Uzunca bir hortumu takılı olduğu yerden hırsla çekip çıkardı. Bir yandan da, "Demek kendini benden arındıracaksın, öyle mi?" diye söyleniyordu. Korkudan iri iri açılmış gözlerimi kan dolu gözlerinde gezdirdim. Yüzümün yarısını kapatan sarı uzun saçlarım bile endişelerimi örtmeye güç yetiremiyordu. Tazyikli su, göğsümden yüzüme doğru fışkırırken duvara sığınan yaralı ellerim istemsizce kasıldı. Su ona attığım her adımı geri çevirerek beni ite kaka sığındığım duvara mahkûm ediyordu.


"Yapma!" Çığlıklarım onun nasırlaşmış gönlüne değmeden, dalga dalga uzaklaşıyordu sanki. Saçlarım, giysilerim sırılsıklam olmuştu. Ayaklarım güçlü suyun da etkisiyle çime, çamura bulanmış o sefil hâlinden bir çırpıda kurtulmuştu. "Mervaaaan! Duuuuuur! " Gözlerimi yoğun su akışından kurtarıp ona çeviremiyordum. Attığım her adım, güçlü bir dalga gibi beni yerden yere savuruyordu. Arkamı dönmem ya da ellerimle suya karşı durmam hiçbir şey ifade etmiyordu. Tsunaminin karşısındaki zayıf bir sonbahar yaprağı gibiydim.


Sesim çıkmaz olmuştu. Nefes bile alamadığımı, boğulduğumu hissettim. Genzime kaçan su kulaklarımın zonklamasına sebep oluyordu. Bir hortumdan böylesine güçlü bir suyun fışkırmasını hayretle izliyordum. Yüzünü göremiyordum. Bu hâlimden zevk alıyor muydu gerçekten? Ağzıma dolan suları iğrenerek tükürdüğümde, ıslak zeminde kaymamak için çırpınıyordum. Saçlarım birbirine karıştı. Ağzıma ve burnuma giren suların etkisiyle kahredercesine öksürmeye başladım. Boğazımdaki yangı günlerce gitmeyecekti ve ben her yutkunuşumda bugünü, bu anı hatırlayacaktım.
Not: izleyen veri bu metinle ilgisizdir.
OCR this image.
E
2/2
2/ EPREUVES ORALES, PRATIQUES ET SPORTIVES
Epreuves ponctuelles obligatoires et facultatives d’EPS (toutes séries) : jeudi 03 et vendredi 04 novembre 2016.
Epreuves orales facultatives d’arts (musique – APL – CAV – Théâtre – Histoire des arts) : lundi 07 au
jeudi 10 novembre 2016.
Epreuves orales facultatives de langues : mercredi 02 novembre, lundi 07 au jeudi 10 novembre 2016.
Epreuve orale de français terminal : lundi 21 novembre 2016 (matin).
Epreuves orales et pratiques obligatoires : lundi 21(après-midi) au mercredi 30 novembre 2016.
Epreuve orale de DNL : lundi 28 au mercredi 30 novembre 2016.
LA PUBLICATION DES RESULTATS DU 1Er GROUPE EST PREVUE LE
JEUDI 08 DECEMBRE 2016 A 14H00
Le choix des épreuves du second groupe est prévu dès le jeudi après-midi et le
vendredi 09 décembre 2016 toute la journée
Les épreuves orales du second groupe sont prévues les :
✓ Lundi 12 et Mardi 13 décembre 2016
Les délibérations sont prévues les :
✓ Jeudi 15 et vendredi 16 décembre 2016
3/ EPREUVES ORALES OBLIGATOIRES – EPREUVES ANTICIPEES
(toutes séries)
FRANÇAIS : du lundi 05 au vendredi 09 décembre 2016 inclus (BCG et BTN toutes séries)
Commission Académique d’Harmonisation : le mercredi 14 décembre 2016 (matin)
Acımayacaktı, konuşmayacaktı ve ben pes demedikçe durmayacaktı. Pes demeyecektim, boyun eğmeyecektim ona. Bağırmayı çoktan bırakıp duvara, acizlik köşeme sinmiştim. O azgın sular bedenime şaplaklar atarken usulca diz çöküp başımı kollarımın arasına aldım. Sert düşüşüm dizkapaklarımın acımasına sebep olmuştu. İnlemelerim kesik kesik devam ettiğinde artık sisli gözlerini göremiyordum. O zulmünden utanmazken, ben bu aciz hâlimden hiç olmadığım kadar çok utanıyordum.
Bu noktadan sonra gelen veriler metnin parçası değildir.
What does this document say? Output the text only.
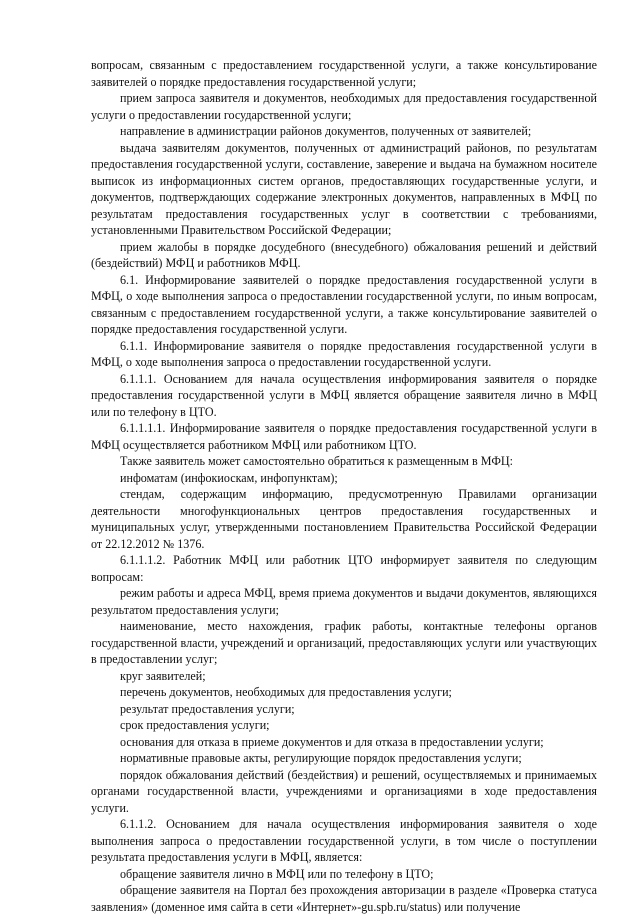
вопросам, связанным с предоставлением государственной услуги, а также консультирование заявителей о порядке предоставления государственной услуги;

прием запроса заявителя и документов, необходимых для предоставления государственной услуги о предоставлении государственной услуги;

направление в администрации районов документов, полученных от заявителей;

выдача заявителям документов, полученных от администраций районов, по результатам предоставления государственной услуги, составление, заверение и выдача на бумажном носителе выписок из информационных систем органов, предоставляющих государственные услуги, и документов, подтверждающих содержание электронных документов, направленных в МФЦ по результатам предоставления государственных услуг в соответствии с требованиями, установленными Правительством Российской Федерации;

прием жалобы в порядке досудебного (внесудебного) обжалования решений и действий (бездействий) МФЦ и работников МФЦ.

6.1. Информирование заявителей о порядке предоставления государственной услуги в МФЦ, о ходе выполнения запроса о предоставлении государственной услуги, по иным вопросам, связанным с предоставлением государственной услуги, а также консультирование заявителей о порядке предоставления государственной услуги.

6.1.1. Информирование заявителя о порядке предоставления государственной услуги в МФЦ, о ходе выполнения запроса о предоставлении государственной услуги.

6.1.1.1. Основанием для начала осуществления информирования заявителя о порядке предоставления государственной услуги в МФЦ является обращение заявителя лично в МФЦ или по телефону в ЦТО.

6.1.1.1.1. Информирование заявителя о порядке предоставления государственной услуги в МФЦ осуществляется работником МФЦ или работником ЦТО.

Также заявитель может самостоятельно обратиться к размещенным в МФЦ:

инфоматам (инфокиоскам, инфопунктам);

стендам, содержащим информацию, предусмотренную Правилами организации деятельности многофункциональных центров предоставления государственных и муниципальных услуг, утвержденными постановлением Правительства Российской Федерации от 22.12.2012 № 1376.

6.1.1.1.2. Работник МФЦ или работник ЦТО информирует заявителя по следующим вопросам:

режим работы и адреса МФЦ, время приема документов и выдачи документов, являющихся результатом предоставления услуги;

наименование, место нахождения, график работы, контактные телефоны органов государственной власти, учреждений и организаций, предоставляющих услуги или участвующих в предоставлении услуг;

круг заявителей;

перечень документов, необходимых для предоставления услуги;

результат предоставления услуги;

срок предоставления услуги;

основания для отказа в приеме документов и для отказа в предоставлении услуги;

нормативные правовые акты, регулирующие порядок предоставления услуги;

порядок обжалования действий (бездействия) и решений, осуществляемых и принимаемых органами государственной власти, учреждениями и организациями в ходе предоставления услуги.

6.1.1.2. Основанием для начала осуществления информирования заявителя о ходе выполнения запроса о предоставлении государственной услуги, в том числе о поступлении результата предоставления услуги в МФЦ, является:

обращение заявителя лично в МФЦ или по телефону в ЦТО;

обращение заявителя на Портал без прохождения авторизации в разделе «Проверка статуса заявления» (доменное имя сайта в сети «Интернет»-gu.spb.ru/status) или получение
Bir süre daha hortumu acımasızca üzerimde gezdirdi. Hiç bitmeyeceğini inandığım bir anda bedenimdeki baskının kesildiğini hissettim. Saçlarımdan ve elbisemden sular tüm saydamlığıyla boşalırken bana yaklaşan adım seslerini duyabiliyordum. Yüzüm dizlerime gömülmüş, parmak uçları saç diplerimde sevimsizce geziniyordu. Tir tir titriyordum. İçimde öyle bir ürperti vardı ki kırk kat battaniyenin altına girsem geçeceğini asla ummazdım.


Yılan derisi ayakkabıları, yere mıhlanmış haldeki gözlerimin kadrajına girerken bir çift el yüzüme tutundu. Yaralı parmaklarım saçlarımdan akıp gitti ve yüzüm insafa susamış yüzüne çevrildi. Öfkesi dinmişti. Almıştı benden hıncını doyasıya. Sözlerimin intikamını gururumu iliklerime kadar dağıtarak almıştı. Karşısında yine diz çökmüştüm. Beni suyla değil kahrolası kininin tükürüğüyle boğmuştu.
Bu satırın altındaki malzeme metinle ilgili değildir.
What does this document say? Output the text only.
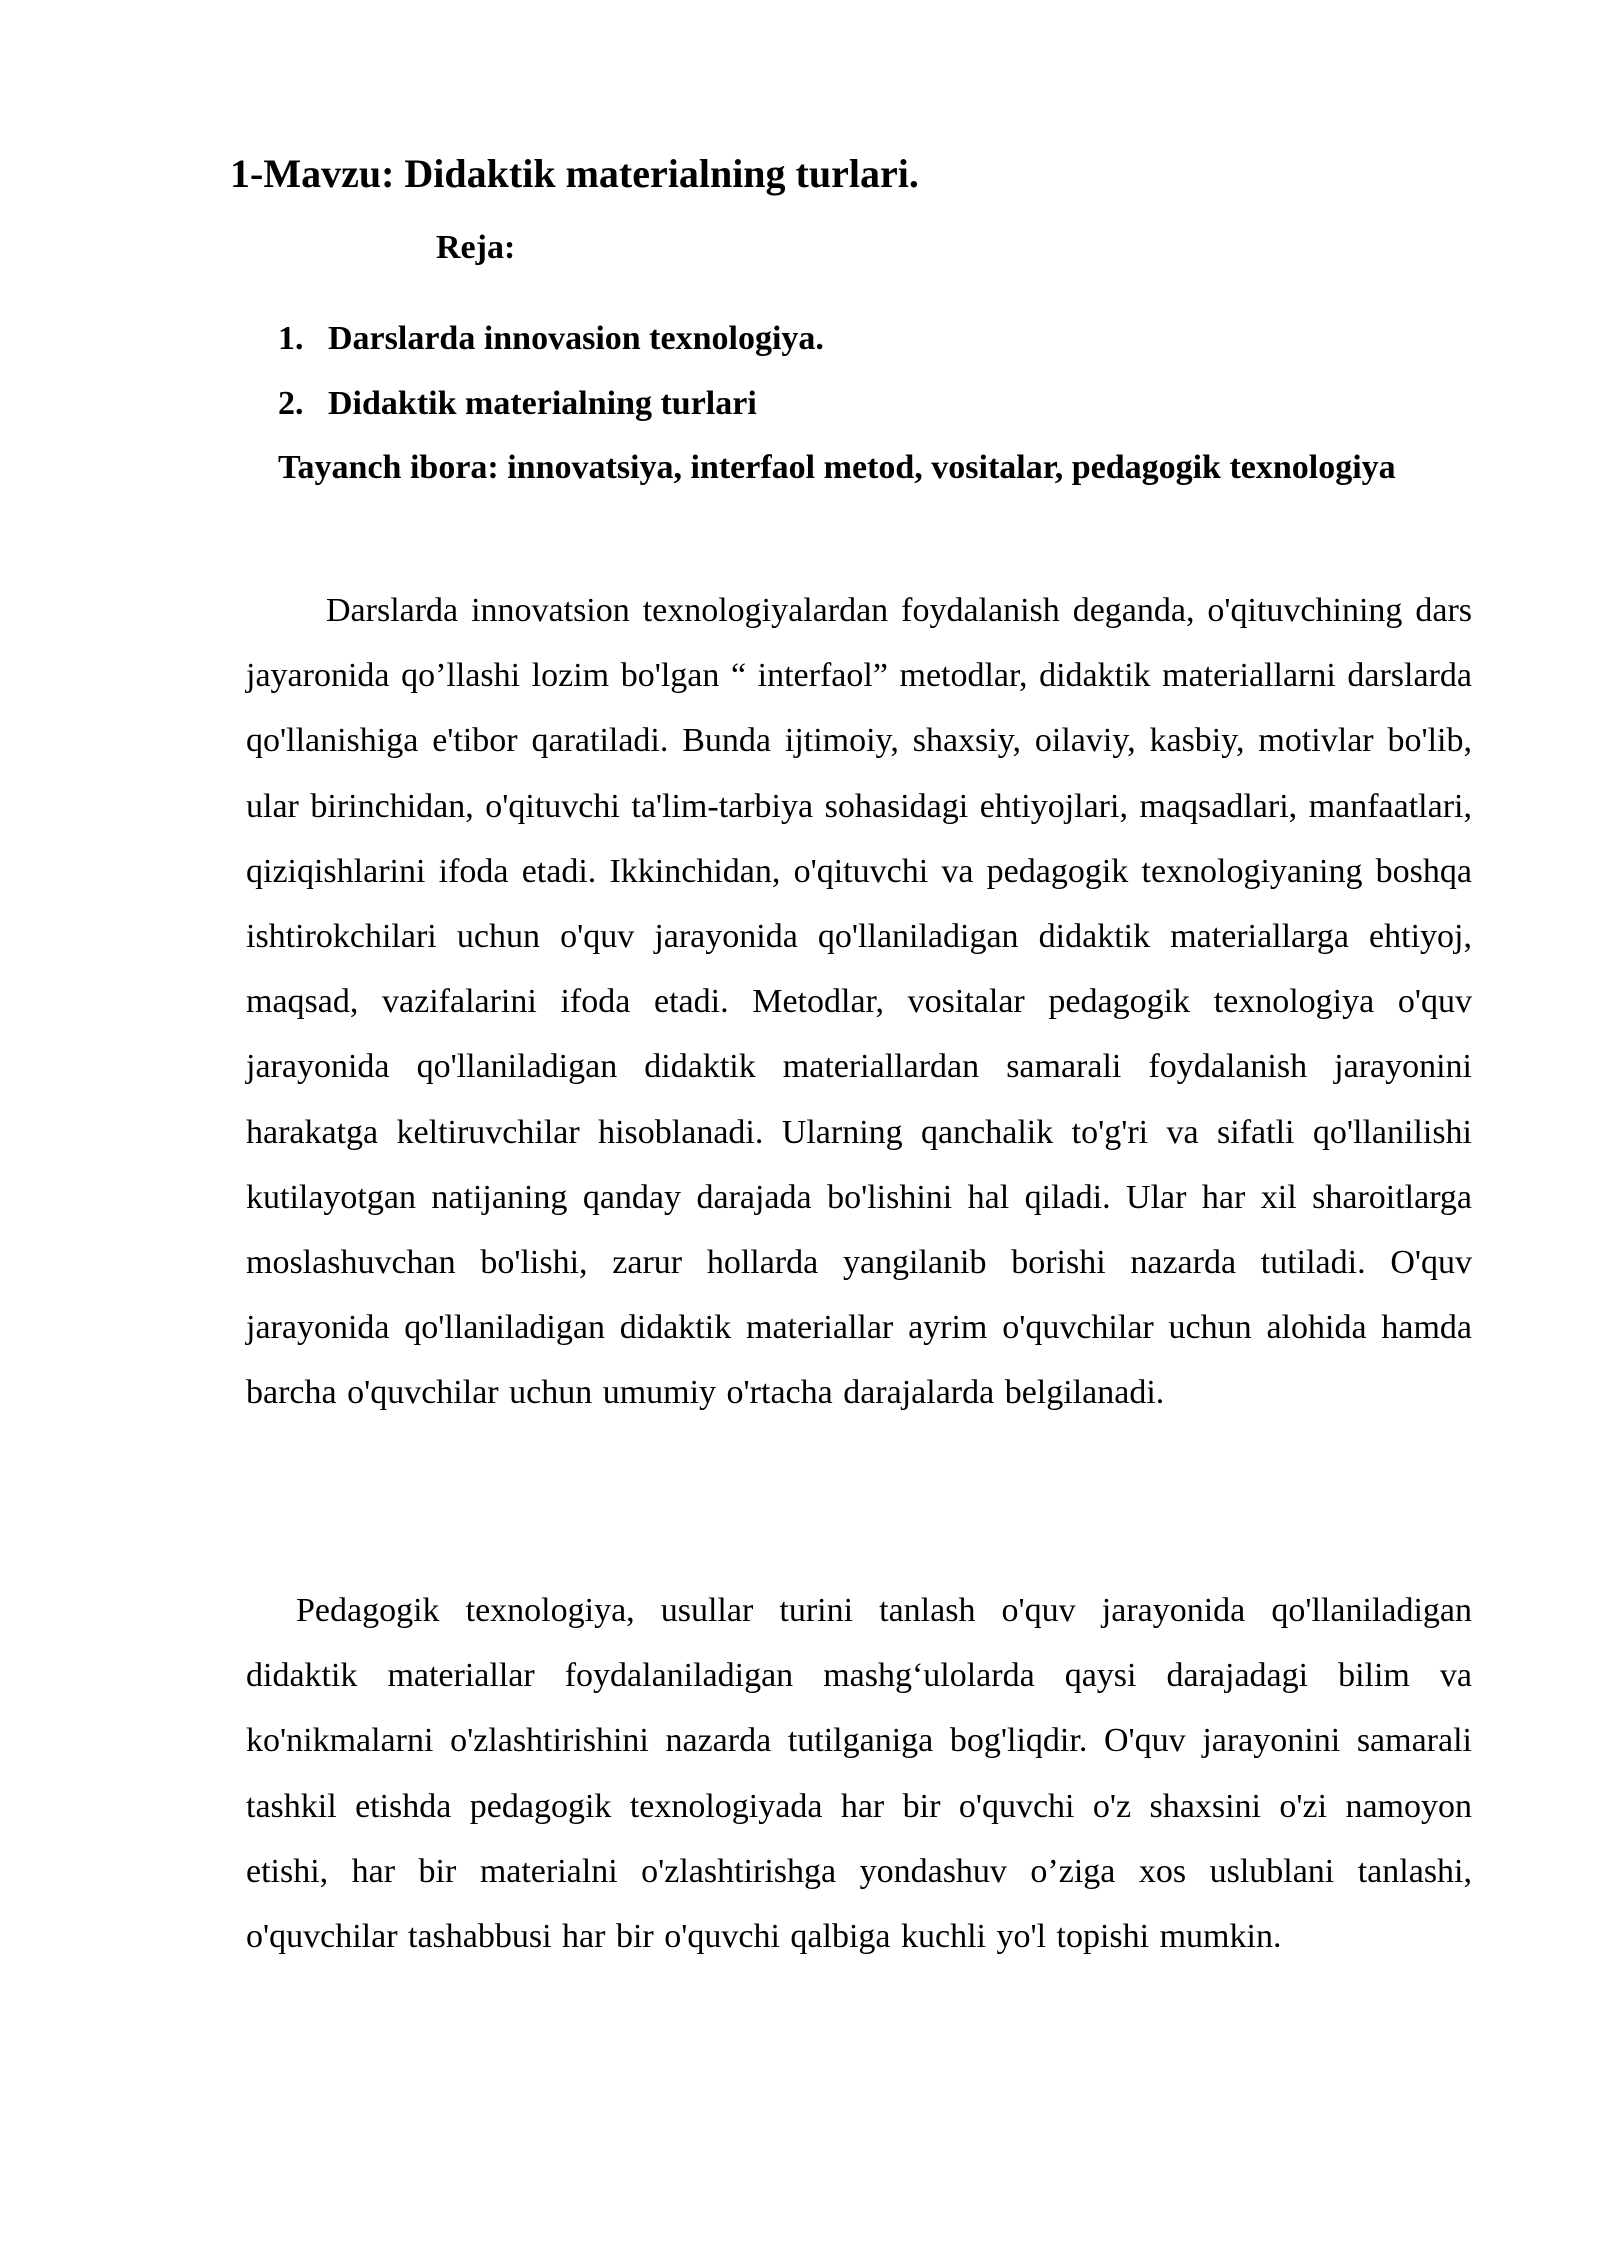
1-Mavzu: Didaktik materialning turlari.
Reja:
1. Darslarda innovasion texnologiya.
2. Didaktik materialning turlari

Tayanch ibora: innovatsiya, interfaol metod, vositalar, pedagogik texnologiya

Darslarda innovatsion texnologiyalardan foydalanish deganda, o'qituvchining dars jayaronida qo’llashi lozim bo'lgan “ interfaol” metodlar, didaktik materiallarni darslarda qo'llanishiga e'tibor qaratiladi. Bunda ijtimoiy, shaxsiy, oilaviy, kasbiy, motivlar bo'lib, ular birinchidan, o'qituvchi ta'lim-tarbiya sohasidagi ehtiyojlari, maqsadlari, manfaatlari, qiziqishlarini ifoda etadi. Ikkinchidan, o'qituvchi va pedagogik texnologiyaning boshqa ishtirokchilari uchun o'quv jarayonida qo'llaniladigan didaktik materiallarga ehtiyoj, maqsad, vazifalarini ifoda etadi. Metodlar, vositalar pedagogik texnologiya o'quv jarayonida qo'llaniladigan didaktik materiallardan samarali foydalanish jarayonini harakatga keltiruvchilar hisoblanadi. Ularning qanchalik to'g'ri va sifatli qo'llanilishi kutilayotgan natijaning qanday darajada bo'lishini hal qiladi. Ular har xil sharoitlarga moslashuvchan bo'lishi, zarur hollarda yangilanib borishi nazarda tutiladi. O'quv jarayonida qo'llaniladigan didaktik materiallar ayrim o'quvchilar uchun alohida hamda barcha o'quvchilar uchun umumiy o'rtacha darajalarda belgilanadi.

Pedagogik texnologiya, usullar turini tanlash o'quv jarayonida qo'llaniladigan didaktik materiallar foydalaniladigan mashg‘ulolarda qaysi darajadagi bilim va ko'nikmalarni o'zlashtirishini nazarda tutilganiga bog'liqdir. O'quv jarayonini samarali tashkil etishda pedagogik texnologiyada har bir o'quvchi o'z shaxsini o'zi namoyon etishi, har bir materialni o'zlashtirishga yondashuv o’ziga xos uslublani tanlashi, o'quvchilar tashabbusi har bir o'quvchi qalbiga kuchli yo'l topishi mumkin.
Oysa haklıydım bağırıp, aşağılamakta. Hak etmişti tüm o sözlerimi ve hatta daha fazlasını. Haklı olmak yetmiyordu işte! Ne haklı olmak yetiyordu ne de masum olmak. Zulmün karşısında güçlü olmak lazımdı. Büyük balığın küçüğü mideye indirdi bir okyanusta, benim delikanlı yüreğim beş para etmiyordu ne yazık ki.


"Sana benimle oynama demiştim!" dedi son öfke kırıntılarını kusarken. "Korum ben, yanarsın demiştim. Karşıma geçeceğine gölgeme sığınabilseydin bunların hiçbiri olmayacaktı. Asi başını örse vurmaktan bıkmadın mı? "


Yüzümü ellerinden kurtardım. Bakışlarım acıyla ıslak zemine odaklandı. Söyleyecek sözüm yoktu; ama ilk fırsatta alacağımı bildiğim korkunç bir intikamın vardı. Perçemlerim yüzümün yarısını kapatmış, bir nebze de olsa incinen gururumu örtebiliyordu. Ne tuhaftır ki pençeleri o zayıf telleri de rahat bırakmayacaktı. Parmak uçları ile bir çırpıda onları yüzümden uzaklaştırıp kulağımın arkasına sıkıştırdı.


Yumruklarım, yaralarımın sızısına rağmen birbirine kenetlendi. Öfkeden ve soğuktan tir tir titriyordum. Alev alev yakan dudakları alnımda küçük bir öpücük bırakırken, içimdeki incir kuşları hep birden feryat edercesine kanat çırptı.


"Hadi gidelim!" Yeniden kadife bir hüviyete bürünmüş olan sesi umurumda bile değildi. Onu duymuyordum, duymayacaktım da. Susmalarım, gözlerindeki acıyı su yüzüne çıkarmıştı. Yüzünü yanağıma gömerken sağ eli şakağımı kavradı. Kokumda boğulmak istiyor gibi bir hâli vardı.


"Neden?" dedi. "Neden görmüyorsun beni? Aşkımın engin denizleri sana kucak açmışken, neden şiddetimin koruna gömülüp kaldın? Duy beni! Ben mezarımı bile senden ayrı düşünemiyorum; anla artık! "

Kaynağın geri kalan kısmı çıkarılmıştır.